Por Tarcísio Gontijo Cunha
De um modo geral, as leis que regulam as construções abordam questões comuns como: responsabilidades dos envolvidos, salubridade, segurança, conforto e bem-estar dos usuários, além de infrações e penalidades. No entanto, cada cultura coloca ênfase no aspecto de maior aplicabilidade ao seu contexto natural, histórico ou, até mesmo, legal.
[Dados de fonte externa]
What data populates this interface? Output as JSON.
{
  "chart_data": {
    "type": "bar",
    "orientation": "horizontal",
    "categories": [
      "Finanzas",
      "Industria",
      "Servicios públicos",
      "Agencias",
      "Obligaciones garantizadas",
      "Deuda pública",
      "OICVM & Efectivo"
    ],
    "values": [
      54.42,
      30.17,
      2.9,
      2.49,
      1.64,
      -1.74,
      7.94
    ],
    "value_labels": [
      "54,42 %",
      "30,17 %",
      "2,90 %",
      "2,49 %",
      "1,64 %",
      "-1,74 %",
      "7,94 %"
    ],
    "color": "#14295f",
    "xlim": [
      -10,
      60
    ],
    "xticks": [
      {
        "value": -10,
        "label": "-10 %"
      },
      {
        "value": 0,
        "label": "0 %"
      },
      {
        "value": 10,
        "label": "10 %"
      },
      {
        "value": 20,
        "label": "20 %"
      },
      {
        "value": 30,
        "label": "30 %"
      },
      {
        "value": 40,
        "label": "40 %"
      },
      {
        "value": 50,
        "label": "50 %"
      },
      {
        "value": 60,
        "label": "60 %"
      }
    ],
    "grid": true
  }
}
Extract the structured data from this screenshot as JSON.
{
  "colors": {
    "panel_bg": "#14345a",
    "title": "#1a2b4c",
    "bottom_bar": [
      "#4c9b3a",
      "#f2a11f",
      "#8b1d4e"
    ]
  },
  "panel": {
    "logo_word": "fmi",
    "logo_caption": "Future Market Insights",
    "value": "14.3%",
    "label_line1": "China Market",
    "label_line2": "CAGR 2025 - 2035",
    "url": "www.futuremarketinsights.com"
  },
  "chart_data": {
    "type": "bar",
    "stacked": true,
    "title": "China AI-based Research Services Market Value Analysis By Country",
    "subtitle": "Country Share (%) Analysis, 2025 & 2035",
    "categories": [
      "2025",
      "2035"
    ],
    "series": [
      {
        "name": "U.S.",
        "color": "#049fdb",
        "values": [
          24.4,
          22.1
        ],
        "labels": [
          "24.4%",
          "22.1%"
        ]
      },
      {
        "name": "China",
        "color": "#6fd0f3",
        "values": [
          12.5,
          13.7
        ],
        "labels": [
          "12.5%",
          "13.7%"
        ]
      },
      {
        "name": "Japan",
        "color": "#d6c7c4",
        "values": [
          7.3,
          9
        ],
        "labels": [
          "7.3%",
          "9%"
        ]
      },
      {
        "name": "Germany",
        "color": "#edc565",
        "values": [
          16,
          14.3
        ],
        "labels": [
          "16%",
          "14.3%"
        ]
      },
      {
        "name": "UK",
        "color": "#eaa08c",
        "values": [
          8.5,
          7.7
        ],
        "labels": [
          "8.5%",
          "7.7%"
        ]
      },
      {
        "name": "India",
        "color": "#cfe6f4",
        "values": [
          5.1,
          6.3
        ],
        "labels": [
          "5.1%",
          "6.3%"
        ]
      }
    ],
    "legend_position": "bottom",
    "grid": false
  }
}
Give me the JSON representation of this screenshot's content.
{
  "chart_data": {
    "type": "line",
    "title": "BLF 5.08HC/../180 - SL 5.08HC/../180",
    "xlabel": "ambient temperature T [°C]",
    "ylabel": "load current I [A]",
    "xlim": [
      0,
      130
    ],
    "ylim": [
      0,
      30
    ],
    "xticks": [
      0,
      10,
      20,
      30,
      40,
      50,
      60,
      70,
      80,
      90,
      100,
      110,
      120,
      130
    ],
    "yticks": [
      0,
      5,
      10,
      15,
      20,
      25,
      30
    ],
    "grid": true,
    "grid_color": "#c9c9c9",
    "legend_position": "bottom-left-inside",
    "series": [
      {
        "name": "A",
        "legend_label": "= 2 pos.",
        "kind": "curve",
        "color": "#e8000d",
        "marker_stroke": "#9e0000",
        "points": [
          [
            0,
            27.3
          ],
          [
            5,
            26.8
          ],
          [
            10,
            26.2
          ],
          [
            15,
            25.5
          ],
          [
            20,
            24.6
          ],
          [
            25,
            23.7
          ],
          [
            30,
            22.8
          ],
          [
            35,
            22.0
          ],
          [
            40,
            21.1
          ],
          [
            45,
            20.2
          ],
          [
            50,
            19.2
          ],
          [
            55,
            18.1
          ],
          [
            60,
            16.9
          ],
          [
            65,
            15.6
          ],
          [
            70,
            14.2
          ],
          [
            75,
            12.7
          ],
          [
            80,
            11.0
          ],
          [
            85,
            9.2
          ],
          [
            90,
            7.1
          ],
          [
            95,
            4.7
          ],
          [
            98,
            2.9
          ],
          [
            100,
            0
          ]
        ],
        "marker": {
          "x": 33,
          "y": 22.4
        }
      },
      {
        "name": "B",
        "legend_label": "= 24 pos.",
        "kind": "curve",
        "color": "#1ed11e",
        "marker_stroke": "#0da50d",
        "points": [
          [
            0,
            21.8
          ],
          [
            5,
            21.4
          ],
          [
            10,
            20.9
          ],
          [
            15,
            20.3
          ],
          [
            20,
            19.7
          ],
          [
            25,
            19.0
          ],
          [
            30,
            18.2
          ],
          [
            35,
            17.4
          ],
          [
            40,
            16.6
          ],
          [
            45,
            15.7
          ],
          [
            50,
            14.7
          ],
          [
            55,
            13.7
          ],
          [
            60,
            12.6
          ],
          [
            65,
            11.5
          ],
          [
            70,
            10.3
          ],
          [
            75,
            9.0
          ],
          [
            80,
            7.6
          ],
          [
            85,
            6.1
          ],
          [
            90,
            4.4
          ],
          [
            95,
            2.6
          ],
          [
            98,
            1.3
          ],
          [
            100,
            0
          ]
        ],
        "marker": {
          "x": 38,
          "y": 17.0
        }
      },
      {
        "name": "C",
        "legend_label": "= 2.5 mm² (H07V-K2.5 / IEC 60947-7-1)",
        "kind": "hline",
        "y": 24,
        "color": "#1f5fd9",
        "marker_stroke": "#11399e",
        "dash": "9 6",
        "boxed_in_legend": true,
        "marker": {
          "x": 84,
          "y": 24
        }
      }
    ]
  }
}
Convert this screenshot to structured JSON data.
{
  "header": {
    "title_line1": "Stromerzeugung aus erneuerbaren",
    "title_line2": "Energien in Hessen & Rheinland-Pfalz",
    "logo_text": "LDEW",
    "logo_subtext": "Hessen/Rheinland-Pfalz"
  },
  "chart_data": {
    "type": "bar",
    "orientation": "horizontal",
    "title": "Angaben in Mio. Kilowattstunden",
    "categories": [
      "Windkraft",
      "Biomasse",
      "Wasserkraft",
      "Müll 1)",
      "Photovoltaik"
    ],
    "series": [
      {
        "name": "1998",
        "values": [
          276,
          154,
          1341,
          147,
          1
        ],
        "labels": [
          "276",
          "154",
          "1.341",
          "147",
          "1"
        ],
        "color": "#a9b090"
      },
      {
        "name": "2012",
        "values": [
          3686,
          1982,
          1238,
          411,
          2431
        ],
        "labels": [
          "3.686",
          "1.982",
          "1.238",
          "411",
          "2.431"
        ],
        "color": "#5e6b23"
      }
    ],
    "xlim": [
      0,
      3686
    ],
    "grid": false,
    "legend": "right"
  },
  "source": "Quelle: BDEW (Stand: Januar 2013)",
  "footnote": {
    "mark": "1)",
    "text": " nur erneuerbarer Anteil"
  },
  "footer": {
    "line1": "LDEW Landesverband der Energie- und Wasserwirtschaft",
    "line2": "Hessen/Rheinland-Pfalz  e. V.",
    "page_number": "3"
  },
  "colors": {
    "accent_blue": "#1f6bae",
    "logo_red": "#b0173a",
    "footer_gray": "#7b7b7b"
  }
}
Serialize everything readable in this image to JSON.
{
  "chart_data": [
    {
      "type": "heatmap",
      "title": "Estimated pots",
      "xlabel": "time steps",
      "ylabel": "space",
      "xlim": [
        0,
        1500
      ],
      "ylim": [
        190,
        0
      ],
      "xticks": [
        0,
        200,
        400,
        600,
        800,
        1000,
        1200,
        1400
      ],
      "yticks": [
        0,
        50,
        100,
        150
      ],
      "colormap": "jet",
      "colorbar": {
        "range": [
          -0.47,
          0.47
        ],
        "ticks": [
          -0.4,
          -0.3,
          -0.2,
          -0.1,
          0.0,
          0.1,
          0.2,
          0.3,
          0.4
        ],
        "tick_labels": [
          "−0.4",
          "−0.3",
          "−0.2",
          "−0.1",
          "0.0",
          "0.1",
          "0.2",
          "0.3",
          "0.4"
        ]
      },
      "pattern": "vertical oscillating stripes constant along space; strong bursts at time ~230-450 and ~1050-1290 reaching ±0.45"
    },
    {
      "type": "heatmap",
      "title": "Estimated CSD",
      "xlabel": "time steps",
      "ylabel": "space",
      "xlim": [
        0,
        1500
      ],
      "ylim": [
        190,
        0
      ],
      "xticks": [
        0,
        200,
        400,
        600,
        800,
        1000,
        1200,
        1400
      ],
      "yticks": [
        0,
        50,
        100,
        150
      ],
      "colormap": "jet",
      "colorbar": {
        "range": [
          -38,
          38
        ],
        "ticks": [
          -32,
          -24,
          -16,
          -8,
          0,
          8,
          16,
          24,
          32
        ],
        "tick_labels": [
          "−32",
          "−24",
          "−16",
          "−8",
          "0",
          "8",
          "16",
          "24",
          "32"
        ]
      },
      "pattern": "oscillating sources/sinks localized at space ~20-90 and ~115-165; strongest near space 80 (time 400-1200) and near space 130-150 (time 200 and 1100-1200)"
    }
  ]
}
Neste sentido, localidades como Tóquio e Miami, que historicamente foram vitimadas por conflitos naturais – terremotos, tornados e inundações -, desenvolveram seus códigos enfatizando a questão da segurança estrutural e definindo parâmetros construtivos a partir de critérios capazes de permitir a convivência com os conflitos; outras como Nova Iorque, Paris e São Paulo, historicamente vitimadas por conflitos resultantes das relações antrópicas – incêndios, guerras, epidemias -, adaptaram sua legislação edilícia de forma a contemplar a questão da segurança contra incêndio e da salubridade.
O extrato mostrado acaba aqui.